By Rachana Rathi, Globe Staff
Newton has submitted a list of 57 capital projects that it says will be “shovel ready’’ when federal stimulus dollars start flowing – from fixing roads and playgrounds to building a new $30 million Angier School and a $7 million Newton Centre parking garage.
“We believe all of these projects are worthy of stimulus funds,’’ city spokesman Jeremy Solomon said Friday of the requests, which total more than $102 million. “We view our role as supporting the governor and his team. They’re the ones who have to make tough choices among the hundreds of projects submitted.”
In all, towns and cities across the state requested $28 billion in federal stimulus funds for projects. Governor Deval Patrick estimated last week that $1 billion to $2 billion would be provided for infrastructure improvements, the pool of money from which the bulk of municipal requests will be considered.
Newton’s list includes 17 projects identified as “either most in need of immediate attention or have uncertain funding possibilities outside of the federal funds.”
Among them are the rehabilitation of Needham Street ($17 million), Pellegrini Park ($1,716,480), Stearns Park ($945,320), and Newon Upper Falls Playground ($2,200,000).
Also on the priority list is a $4,476,468 project at Crystal Lake, including building a new bathhouse and linking that property to the recently acquired parcels at 20 Rogers Street and 230 Lake Avenue and to Levingston Cove.
The Angier School is not on Newton’s short list, but Solomon said it is a worthy request nevertheless. “We have several elementary schools in need of repair.
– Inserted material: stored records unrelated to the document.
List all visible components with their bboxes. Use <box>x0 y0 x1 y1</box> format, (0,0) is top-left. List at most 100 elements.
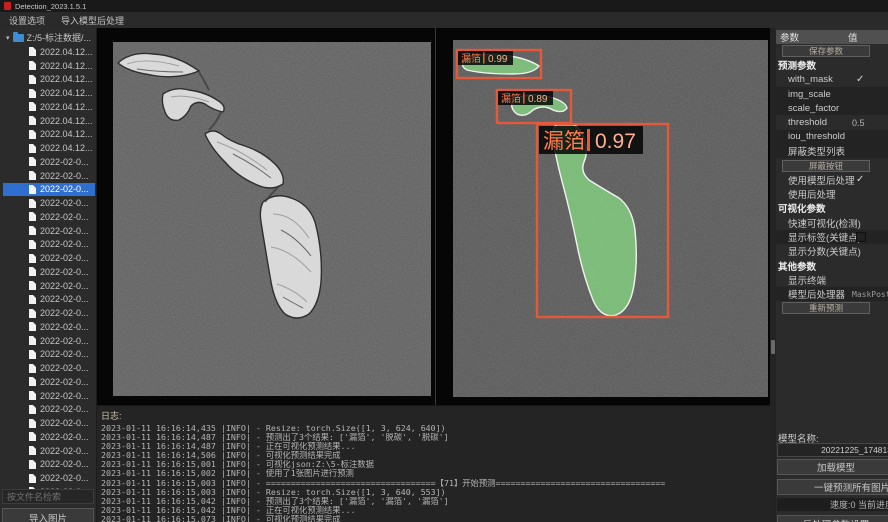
tree-item-file[interactable]: 2022-02-0... <box>3 155 95 169</box>
tree-item-label: 2022-02-0... <box>40 473 89 483</box>
import-images-button[interactable]: 导入图片 <box>2 508 94 522</box>
checkbox-unchecked-icon[interactable] <box>856 232 866 242</box>
tree-item-file[interactable]: 2022-02-0... <box>3 430 95 444</box>
log-line: 2023-01-11 16:16:15,073 |INFO| - 可视化预测结果… <box>97 515 770 522</box>
tree-item-label: 2022-02-0... <box>40 446 89 456</box>
file-icon <box>29 212 36 221</box>
svg-text:漏箔: 漏箔 <box>543 130 585 153</box>
tree-item-file[interactable]: 2022-02-0... <box>3 251 95 265</box>
tree-item-label: 2022-02-0... <box>40 459 89 469</box>
log-line: 2023-01-11 16:16:15,002 |INFO| - 使用了1张图片… <box>97 469 770 478</box>
tree-item-file[interactable]: 2022.04.12... <box>3 73 95 87</box>
tree-item-file[interactable]: 2022-02-0... <box>3 471 95 485</box>
tree-item-label: 2022.04.12... <box>40 61 93 71</box>
log-console[interactable]: 日志: 2023-01-11 16:16:14,435 |INFO| - Res… <box>97 405 770 522</box>
file-icon <box>29 350 36 359</box>
log-line: 2023-01-11 16:16:15,042 |INFO| - 预测出了3个结… <box>97 497 770 506</box>
progress-status: 速度:0 当前进度 <box>777 498 888 511</box>
tree-item-file[interactable]: 2022.04.12... <box>3 45 95 59</box>
log-title: 日志: <box>97 406 770 424</box>
load-model-button[interactable]: 加载模型 <box>777 459 888 475</box>
tree-item-file[interactable]: 2022-02-0... <box>3 196 95 210</box>
file-icon <box>29 226 36 235</box>
tree-item-file[interactable]: 2022-02-0... <box>3 403 95 417</box>
tree-item-file[interactable]: 2022-02-0... <box>3 444 95 458</box>
tree-item-label: 2022-02-0... <box>40 377 89 387</box>
tree-item-file[interactable]: 2022-02-0... <box>3 389 95 403</box>
tree-item-file[interactable]: 2022-02-0... <box>3 238 95 252</box>
tree-item-label: 2022.04.12... <box>40 129 93 139</box>
checkbox-checked-icon[interactable]: ✓ <box>856 174 864 185</box>
param-row: 模型后处理器 MaskPostPro <box>776 287 888 301</box>
param-label: 模型后处理器 <box>776 287 845 301</box>
tree-item-file[interactable]: 2022-02-0... <box>3 361 95 375</box>
menu-settings[interactable]: 设置选项 <box>9 14 45 27</box>
param-label: 显示分数(关键点) <box>776 244 861 258</box>
tree-item-file[interactable]: 2022-02-0... <box>3 334 95 348</box>
param-button[interactable]: 重新预测 <box>782 302 870 314</box>
log-line: 2023-01-11 16:16:15,003 |INFO| - =======… <box>97 479 770 488</box>
tree-item-file[interactable]: 2022.04.12... <box>3 86 95 100</box>
app-window: Detection_2023.1.5.1 设置选项 导入模型后处理 ▾ Z:/5… <box>0 0 888 522</box>
param-label: 显示标签(关键点) <box>776 230 861 244</box>
log-line: 2023-01-11 16:16:14,487 |INFO| - 正在可视化预测… <box>97 442 770 451</box>
file-icon <box>29 240 36 249</box>
file-icon <box>29 295 36 304</box>
param-label: 屏蔽类型列表 <box>776 144 845 158</box>
tree-item-label: 2022-02-0... <box>40 294 89 304</box>
tree-item-label: 2022-02-0... <box>40 418 89 428</box>
tree-root-folder[interactable]: ▾ Z:/5-标注数据/... <box>0 30 96 45</box>
file-icon <box>29 419 36 428</box>
param-label: with_mask <box>776 74 833 85</box>
tree-item-file[interactable]: 2022-02-0... <box>3 375 95 389</box>
file-tree: ▾ Z:/5-标注数据/... 2022.04.12...2022.04.12.… <box>0 30 96 516</box>
param-button[interactable]: 保存参数 <box>782 45 870 57</box>
param-row: 屏蔽类型列表 <box>776 144 888 158</box>
model-select[interactable]: 20221225_174813 <box>777 443 888 457</box>
tree-item-file[interactable]: 2022.04.12... <box>3 128 95 142</box>
tree-item-file[interactable]: 2022-02-0... <box>3 416 95 430</box>
file-icon <box>29 185 36 194</box>
tree-item-file[interactable]: 2022.04.12... <box>3 100 95 114</box>
param-label: img_scale <box>776 89 831 100</box>
tree-item-label: 2022-02-0... <box>40 267 89 277</box>
file-icon <box>29 364 36 373</box>
predict-all-button[interactable]: 一键预测所有图片 <box>777 479 888 495</box>
prediction-image[interactable]: 漏箔 0.99 漏箔 0.89 漏箔 0.97 <box>453 40 768 397</box>
tree-item-label: 2022-02-0... <box>40 239 89 249</box>
tree-item-file[interactable]: 2022.04.12... <box>3 114 95 128</box>
tree-item-file[interactable]: 2022-02-0... <box>3 183 95 197</box>
menu-import-postprocess[interactable]: 导入模型后处理 <box>61 14 124 27</box>
tree-item-file[interactable]: 2022.04.12... <box>3 59 95 73</box>
file-icon <box>29 432 36 441</box>
postprocess-settings-button[interactable]: 后处理参数设置 <box>777 515 888 522</box>
tree-item-file[interactable]: 2022-02-0... <box>3 458 95 472</box>
param-row: 显示标签(关键点) <box>776 230 888 244</box>
checkbox-checked-icon[interactable]: ✓ <box>856 74 864 85</box>
file-icon <box>29 47 36 56</box>
tree-item-file[interactable]: 2022-02-0... <box>3 293 95 307</box>
tree-item-file[interactable]: 2022-02-0... <box>3 306 95 320</box>
svg-text:0.89: 0.89 <box>528 94 548 105</box>
tree-item-file[interactable]: 2022-02-0... <box>3 210 95 224</box>
search-input[interactable] <box>2 489 94 504</box>
tree-item-file[interactable]: 2022-02-0... <box>3 224 95 238</box>
param-row: scale_factor <box>776 101 888 115</box>
param-button[interactable]: 屏蔽按钮 <box>782 160 870 172</box>
param-value[interactable]: 0.5 <box>852 118 865 128</box>
window-title: Detection_2023.1.5.1 <box>15 2 86 11</box>
tree-item-file[interactable]: 2022-02-0... <box>3 265 95 279</box>
tree-item-file[interactable]: 2022-02-0... <box>3 169 95 183</box>
tree-item-label: 2022-02-0... <box>40 184 89 194</box>
tree-item-file[interactable]: 2022-02-0... <box>3 320 95 334</box>
tree-item-file[interactable]: 2022.04.12... <box>3 141 95 155</box>
log-line: 2023-01-11 16:16:14,487 |INFO| - 预测出了3个结… <box>97 433 770 442</box>
file-icon <box>29 474 36 483</box>
file-icon <box>29 281 36 290</box>
folder-icon <box>13 34 24 42</box>
raw-image[interactable] <box>113 42 431 396</box>
tree-item-file[interactable]: 2022-02-0... <box>3 348 95 362</box>
log-line: 2023-01-11 16:16:14,435 |INFO| - Resize:… <box>97 424 770 433</box>
param-value[interactable]: MaskPostPro <box>852 290 888 299</box>
tree-item-file[interactable]: 2022-02-0... <box>3 279 95 293</box>
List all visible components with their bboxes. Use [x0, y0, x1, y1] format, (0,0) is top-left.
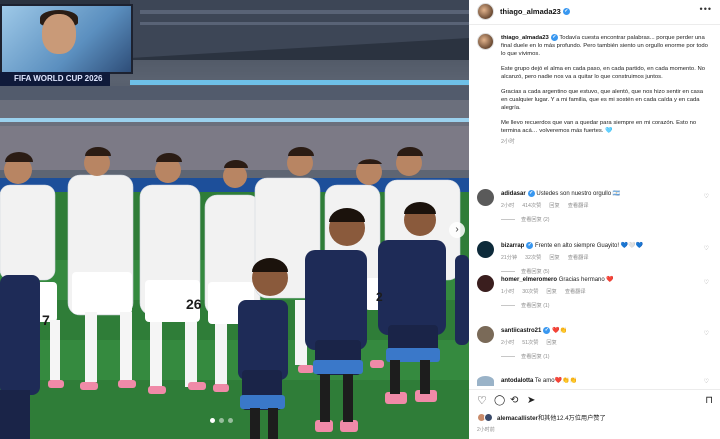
translate-button[interactable]: 查看翻译: [565, 288, 586, 295]
comment-text: ❤️👏: [552, 328, 567, 335]
commenter-username[interactable]: antodalotta: [501, 378, 533, 384]
comment-item: adidasar ✓ Ustedes son nuestro orgullo 🇦🇷…: [477, 189, 713, 229]
post-panel: thiago_almada23 ✓ ••• thiago_almada23 ✓ To…: [469, 0, 720, 439]
scoreboard-banner: FIFA WORLD CUP 2026: [0, 72, 110, 86]
commenter-avatar[interactable]: [477, 241, 494, 258]
carousel-dot: [210, 418, 215, 423]
jersey-number: 26: [186, 296, 202, 312]
commenter-username[interactable]: bizarrap ✓: [501, 242, 534, 249]
carousel-dot: [228, 418, 233, 423]
comment-likes[interactable]: 32次赞: [525, 254, 541, 261]
view-replies-button[interactable]: 查看回复 (1): [501, 353, 550, 360]
commenter-username[interactable]: adidasar ✓: [501, 190, 535, 197]
comment-likes[interactable]: 414次赞: [522, 202, 541, 209]
bookmark-icon[interactable]: ⊓: [705, 394, 713, 408]
comment-item: antodalotta Te amo❤️👏👏 ♡: [477, 376, 713, 388]
comment-likes[interactable]: 30次赞: [522, 288, 538, 295]
caption-avatar[interactable]: [477, 33, 494, 50]
repost-icon[interactable]: ⟲: [510, 394, 518, 408]
like-heart-icon[interactable]: ♡: [477, 394, 487, 408]
actions-divider: [469, 389, 720, 390]
like-comment-heart-icon[interactable]: ♡: [704, 193, 709, 200]
comment-text: Frente en alto siempre Guayito! 💙🤍💙: [535, 243, 644, 250]
caption-timestamp: 2小时: [501, 139, 515, 146]
translate-button[interactable]: 查看翻译: [568, 202, 589, 209]
more-options-icon[interactable]: •••: [700, 4, 712, 14]
carousel-indicator: [210, 418, 233, 423]
verified-badge-icon: ✓: [543, 327, 551, 334]
translate-button[interactable]: 查看翻译: [568, 254, 589, 261]
caption-paragraph: Me llevo recuerdos que van a quedar para…: [501, 120, 697, 135]
verified-badge-icon: ✓: [526, 242, 534, 249]
jersey-number: 2: [376, 290, 383, 304]
view-replies-button[interactable]: 查看回复 (5): [501, 268, 550, 275]
like-comment-heart-icon[interactable]: ♡: [704, 279, 709, 286]
caption-username[interactable]: thiago_almada23 ✓: [501, 34, 558, 41]
like-comment-heart-icon[interactable]: ♡: [704, 245, 709, 252]
commenter-username[interactable]: santiicastro21 ✓: [501, 327, 551, 334]
liker-avatar: [484, 413, 493, 422]
caption-paragraph: Gracias a cada argentino que estuvo, que…: [501, 89, 704, 112]
like-comment-heart-icon[interactable]: ♡: [704, 330, 709, 337]
liked-by-username[interactable]: alemacallister: [497, 415, 538, 422]
stadium-screen: [0, 4, 133, 74]
reply-button[interactable]: 回复: [546, 339, 556, 346]
comment-text: Ustedes son nuestro orgullo 🇦🇷: [536, 191, 621, 198]
commenter-avatar[interactable]: [477, 189, 494, 206]
comment-time: 1小时: [501, 289, 515, 295]
reply-button[interactable]: 回复: [549, 254, 559, 261]
comment-time: 2小时: [501, 340, 515, 346]
comment-text: Gracias hermano ❤️: [558, 277, 614, 283]
like-comment-heart-icon[interactable]: ♡: [704, 378, 709, 385]
comment-item: santiicastro21 ✓ ❤️👏 2小时 51次赞 回复 ♡ 查看回复 (…: [477, 326, 713, 366]
reply-button[interactable]: 回复: [546, 288, 556, 295]
post-timestamp: 2小时前: [477, 427, 495, 433]
comment-time: 21分钟: [501, 255, 518, 261]
comment-time: 2小时: [501, 203, 515, 209]
liked-by-text: 和其他12.4万位用户赞了: [537, 415, 606, 422]
author-avatar[interactable]: [477, 2, 494, 20]
commenter-username[interactable]: homer_elmeromero: [501, 277, 557, 283]
comment-likes[interactable]: 51次赞: [522, 339, 538, 346]
view-replies-button[interactable]: 查看回复 (1): [501, 302, 550, 309]
caption-paragraph: Este grupo dejó el alma en cada paso, en…: [501, 66, 706, 81]
verified-badge-icon: ✓: [550, 34, 558, 41]
post-photo[interactable]: 7 26 2 FIFA WORLD CUP 2026 ›: [0, 0, 469, 439]
commenter-avatar[interactable]: [477, 326, 494, 343]
verified-badge-icon: ✓: [562, 8, 570, 16]
share-send-icon[interactable]: ➤: [527, 394, 535, 408]
header-divider: [469, 24, 720, 25]
carousel-next-button[interactable]: ›: [449, 222, 465, 238]
comment-bubble-icon[interactable]: ◯: [494, 394, 505, 408]
commenter-avatar[interactable]: [477, 376, 494, 386]
liked-by[interactable]: alemacallister和其他12.4万位用户赞了: [477, 413, 606, 422]
action-bar: ♡ ◯ ⟲ ➤ ⊓: [477, 394, 713, 408]
view-replies-button[interactable]: 查看回复 (2): [501, 216, 550, 223]
comment-item: homer_elmeromero Gracias hermano ❤️ 1小时 …: [477, 275, 713, 315]
reply-button[interactable]: 回复: [549, 202, 559, 209]
verified-badge-icon: ✓: [527, 190, 535, 197]
comment-text: Te amo❤️👏👏: [534, 378, 577, 384]
jersey-number: 7: [42, 312, 50, 328]
carousel-dot: [219, 418, 224, 423]
post-header: thiago_almada23 ✓: [477, 2, 570, 20]
author-username[interactable]: thiago_almada23 ✓: [500, 7, 570, 16]
commenter-avatar[interactable]: [477, 275, 494, 292]
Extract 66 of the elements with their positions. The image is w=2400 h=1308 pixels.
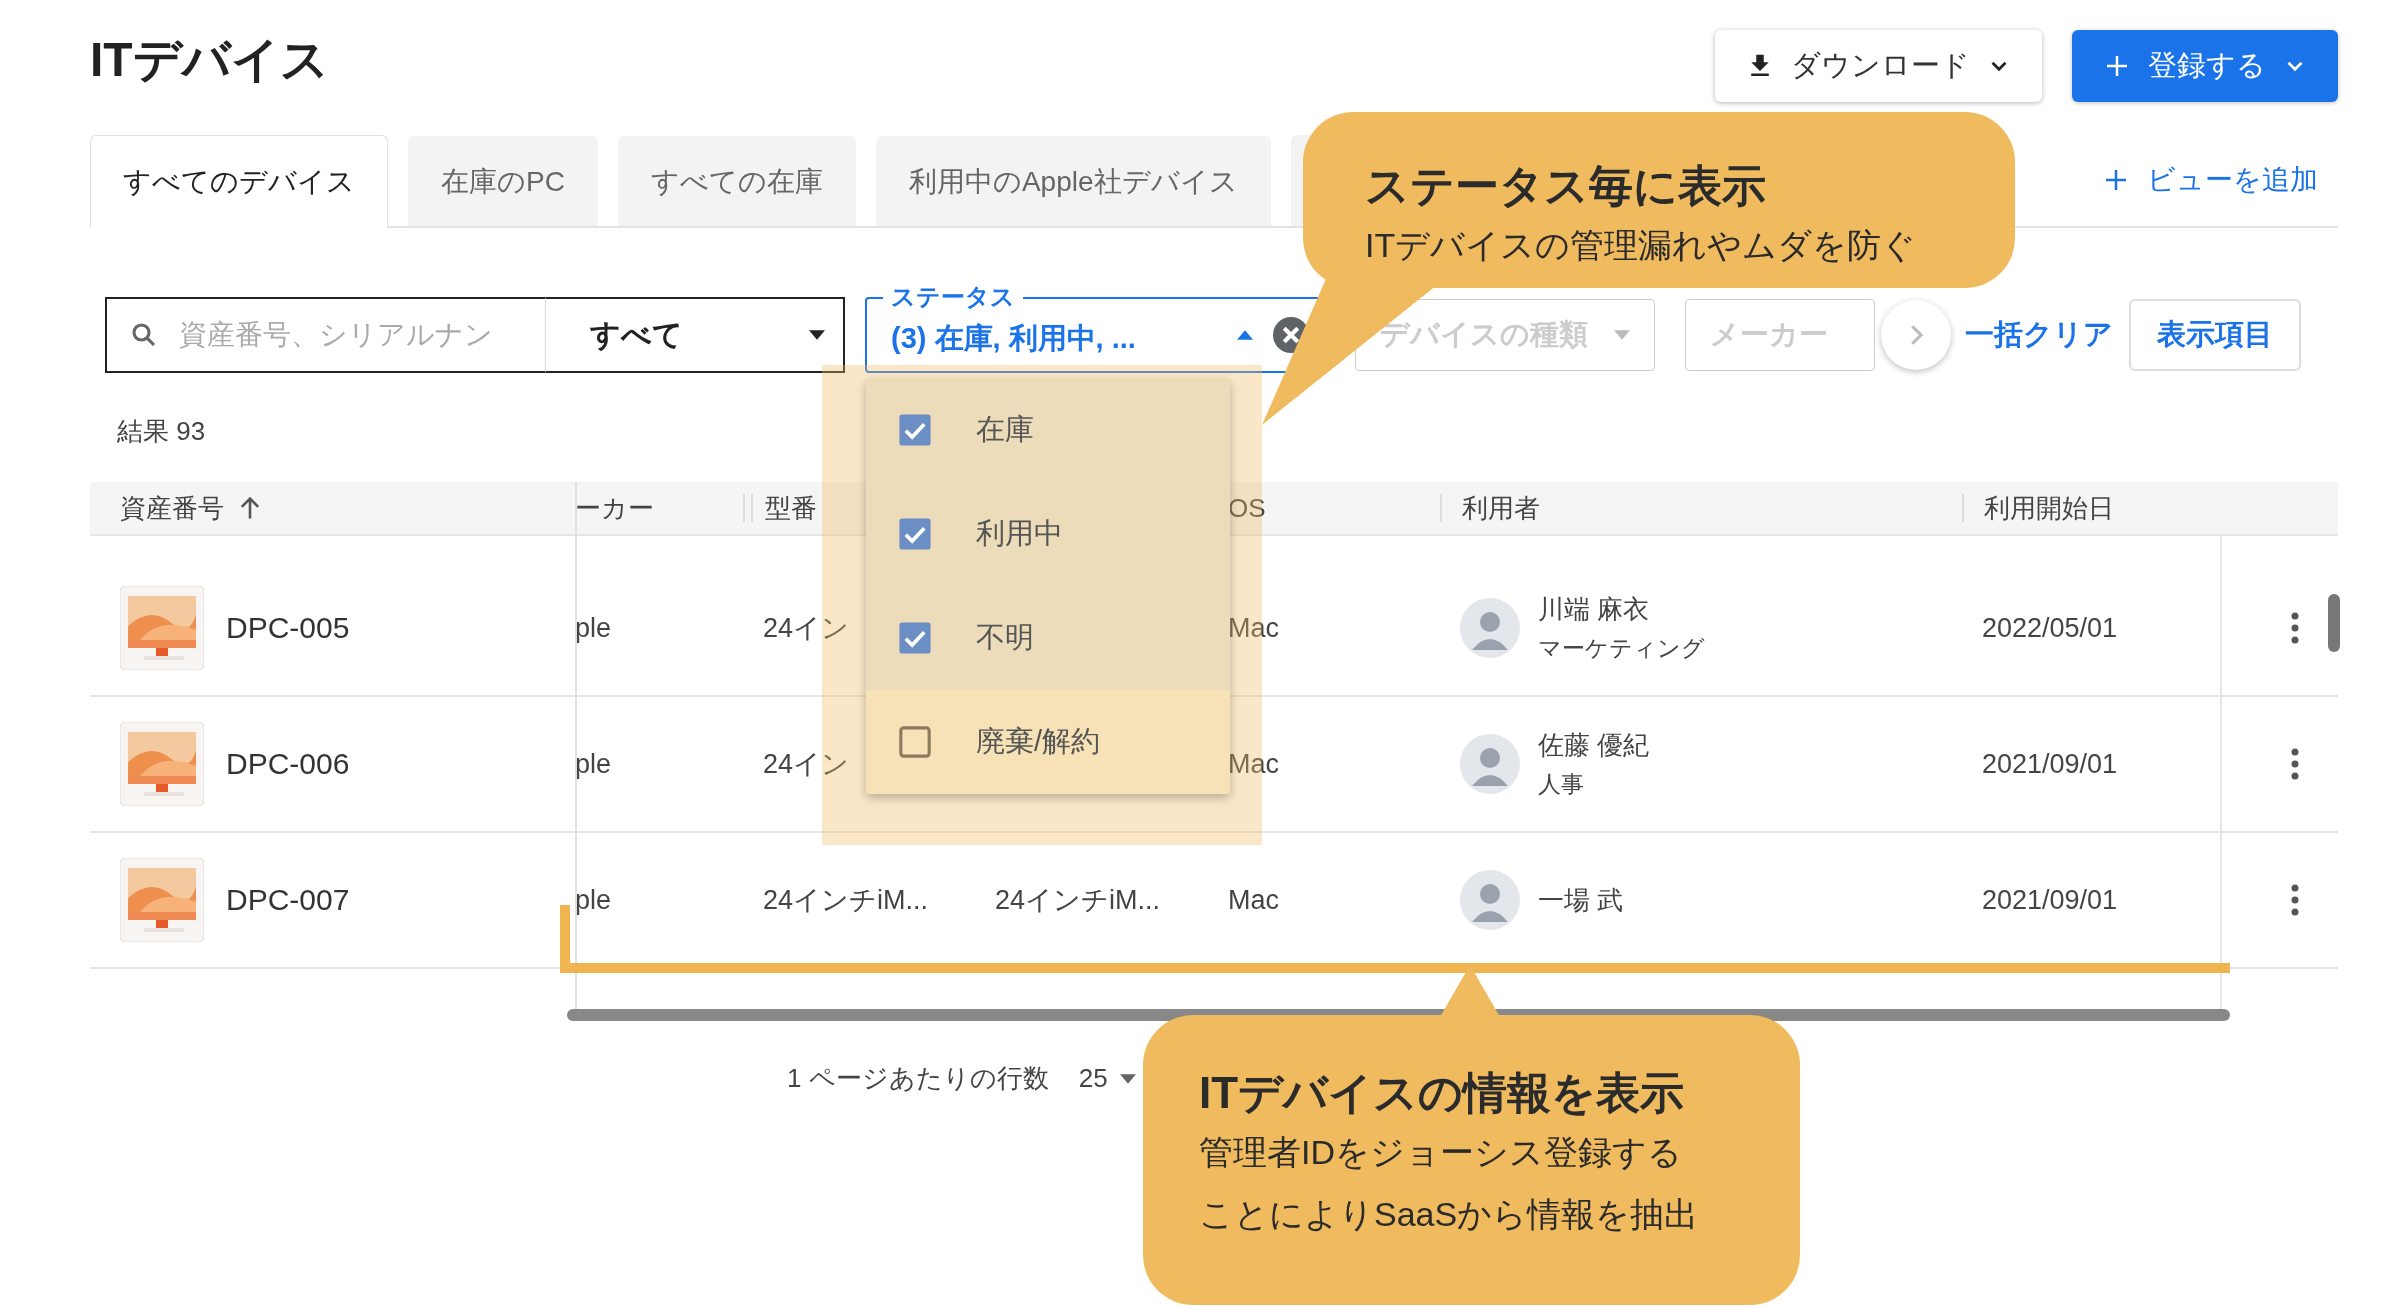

And Angier is the one we felt is the most shovel ready among those that need the work the most,” he said.
Another project that didn’t make the short list is a $7 million municipal parking garage proposed on the Newton Centre Fire Station triangle. It would include first-floor commercial space, housing above, and a fire station and fire administration/communication space. Portions of the development would be donated to the city the developer in exchange for a long-term lease on city-owned land. Renovations to other fire stations are also on the list.
Solomon said the 57 projects were compiled after meetings with public works, parks and recreation, and other city departments.
“We developed a comprehensive list to help us improve infrastructure in our city,” Solomon said. “Most of the projects on this list will not be completed for some time without federal money.”